I recently moved to a new state and upon seeing a new rheumatologist, he questioned if I really have PSA. I have been on Cosentyx but not getting relief from it and feel much better not on it frankly - that’s a whole other story with co-pay assistance and new insurance denying the medication. He did a huge battery of blood tests and X-rays of all my major joints since I have not had X-rays since being diagnosed 6 years ago. All blood normal, X-rays show osteoarthritis everywhere. I’m wondering if anyone has experienced a misdiagnosis.

  1. I once had a new rheumatologist take me off my meds after running a similar barrage of tests. Things went from bad to worse, as I self-medicated with OTC anti-inflammatories to ease the pain. I knew better, but I added a glass of wine every night to help me sleep. After several months of this bad behavior, a better rheumatologist started me back meds.

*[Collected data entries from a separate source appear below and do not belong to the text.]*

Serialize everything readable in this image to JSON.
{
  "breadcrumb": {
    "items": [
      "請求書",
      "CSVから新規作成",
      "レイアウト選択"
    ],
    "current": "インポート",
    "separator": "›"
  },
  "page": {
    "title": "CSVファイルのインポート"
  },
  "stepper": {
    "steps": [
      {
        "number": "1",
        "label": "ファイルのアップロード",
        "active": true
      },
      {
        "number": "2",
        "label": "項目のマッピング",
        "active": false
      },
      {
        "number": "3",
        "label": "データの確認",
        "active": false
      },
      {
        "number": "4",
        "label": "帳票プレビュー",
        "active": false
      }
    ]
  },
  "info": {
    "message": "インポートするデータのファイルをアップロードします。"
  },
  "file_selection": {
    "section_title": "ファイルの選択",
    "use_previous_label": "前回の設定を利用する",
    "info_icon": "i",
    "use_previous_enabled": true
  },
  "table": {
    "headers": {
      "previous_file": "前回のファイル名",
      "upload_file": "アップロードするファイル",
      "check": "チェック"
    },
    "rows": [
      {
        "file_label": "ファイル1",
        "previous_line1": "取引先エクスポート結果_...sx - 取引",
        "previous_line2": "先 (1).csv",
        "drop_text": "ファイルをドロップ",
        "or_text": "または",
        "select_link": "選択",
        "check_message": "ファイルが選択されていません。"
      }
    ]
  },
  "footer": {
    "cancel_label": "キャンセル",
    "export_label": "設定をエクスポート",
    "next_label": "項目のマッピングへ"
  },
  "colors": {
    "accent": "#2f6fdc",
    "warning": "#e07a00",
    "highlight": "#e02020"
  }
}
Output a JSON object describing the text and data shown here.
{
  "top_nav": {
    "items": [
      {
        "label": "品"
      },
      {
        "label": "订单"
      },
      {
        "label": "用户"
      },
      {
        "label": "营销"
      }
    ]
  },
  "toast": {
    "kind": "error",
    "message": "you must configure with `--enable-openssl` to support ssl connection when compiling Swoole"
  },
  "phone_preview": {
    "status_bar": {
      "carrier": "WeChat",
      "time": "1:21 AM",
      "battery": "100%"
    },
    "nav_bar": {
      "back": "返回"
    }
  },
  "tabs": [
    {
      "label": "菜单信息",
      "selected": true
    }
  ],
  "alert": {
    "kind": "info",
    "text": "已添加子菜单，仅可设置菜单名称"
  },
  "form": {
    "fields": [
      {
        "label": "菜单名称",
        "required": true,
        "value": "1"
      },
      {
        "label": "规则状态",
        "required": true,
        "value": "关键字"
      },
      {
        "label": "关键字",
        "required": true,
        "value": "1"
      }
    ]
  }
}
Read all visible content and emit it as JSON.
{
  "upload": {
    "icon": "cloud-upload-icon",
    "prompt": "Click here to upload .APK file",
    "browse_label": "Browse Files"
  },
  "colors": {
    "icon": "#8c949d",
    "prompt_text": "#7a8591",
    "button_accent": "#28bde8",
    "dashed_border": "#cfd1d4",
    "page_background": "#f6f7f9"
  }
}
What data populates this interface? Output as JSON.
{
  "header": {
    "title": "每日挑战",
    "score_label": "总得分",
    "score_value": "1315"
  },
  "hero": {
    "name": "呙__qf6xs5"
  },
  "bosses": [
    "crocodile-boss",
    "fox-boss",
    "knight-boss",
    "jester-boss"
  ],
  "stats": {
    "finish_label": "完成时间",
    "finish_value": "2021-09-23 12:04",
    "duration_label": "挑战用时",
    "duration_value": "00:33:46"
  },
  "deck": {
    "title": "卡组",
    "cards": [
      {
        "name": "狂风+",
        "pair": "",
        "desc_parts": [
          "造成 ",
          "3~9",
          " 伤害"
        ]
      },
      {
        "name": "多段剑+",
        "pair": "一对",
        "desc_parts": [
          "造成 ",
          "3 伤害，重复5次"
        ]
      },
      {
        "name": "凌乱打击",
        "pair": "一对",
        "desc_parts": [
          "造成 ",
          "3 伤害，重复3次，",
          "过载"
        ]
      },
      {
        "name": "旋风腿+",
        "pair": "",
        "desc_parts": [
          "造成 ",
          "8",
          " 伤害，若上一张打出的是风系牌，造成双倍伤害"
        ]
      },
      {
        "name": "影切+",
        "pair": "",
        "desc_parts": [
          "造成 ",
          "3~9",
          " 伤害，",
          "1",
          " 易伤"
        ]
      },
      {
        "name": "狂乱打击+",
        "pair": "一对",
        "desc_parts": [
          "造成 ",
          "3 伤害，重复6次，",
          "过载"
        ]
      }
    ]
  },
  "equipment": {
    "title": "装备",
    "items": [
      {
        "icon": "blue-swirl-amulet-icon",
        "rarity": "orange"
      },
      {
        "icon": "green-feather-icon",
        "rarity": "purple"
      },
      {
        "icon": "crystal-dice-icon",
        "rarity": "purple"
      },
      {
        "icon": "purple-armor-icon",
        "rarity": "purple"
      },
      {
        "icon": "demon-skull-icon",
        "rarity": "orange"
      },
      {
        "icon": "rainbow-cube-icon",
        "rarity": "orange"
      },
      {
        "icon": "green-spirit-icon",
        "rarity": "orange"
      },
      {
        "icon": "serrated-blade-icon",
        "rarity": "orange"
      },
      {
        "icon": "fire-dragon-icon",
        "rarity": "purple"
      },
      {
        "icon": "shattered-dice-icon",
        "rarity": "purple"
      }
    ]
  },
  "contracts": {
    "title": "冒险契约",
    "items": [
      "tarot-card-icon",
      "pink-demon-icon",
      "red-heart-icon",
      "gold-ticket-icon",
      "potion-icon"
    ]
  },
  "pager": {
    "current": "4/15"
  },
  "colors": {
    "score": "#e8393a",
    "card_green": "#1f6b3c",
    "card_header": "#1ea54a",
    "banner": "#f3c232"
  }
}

It took about 6 months to get my liver enzymes back to normal and a year to get the pain under control. I understand why a new doctor needs to run tests, but a good one understands that some of us (maybe a lot!) are sero-negative. A good rheumatologist also will know that you should be treated BEFORE bone erosion occurs, before permanent damage is made to your joints. Yes, there are instances of misdiagnosis, so I encourage you to get another opinion. I believe that you simply must advocate for yourself with your doctors. No one knows your body or your pain better than you.
    Maybe a new provider will be willing to listen to your symptoms and try another medication. I also have osteo arthritis in certain areas, and the tendon pain with PsA does confuse things. An experienced rheumatologist should be able to help you!
    I feel for you and all of the confusion you have going on right now. You'll no doubt hear more stories similar to ours. I don't think it is all that rare to have your diagnosis questioned by a new doctor, but please seek another opinion before believing it!

    1. If you have psoriais, chances are that you probably have PSA. Most people with PSA have at least one inflammatory marker elevated, mine is CRP. ESR is another test they look at, but it's not uncommon for it not to be elevated or just slightly elevated. All these test can also be impacted by heart, kidney, liver, and so on. The point I am getting at is that they are not all the accurate and largely depend on the person. Also, treatment that is working will often makes the inflammatory markers lower.

      I think it would be advisable to seek a second opinion.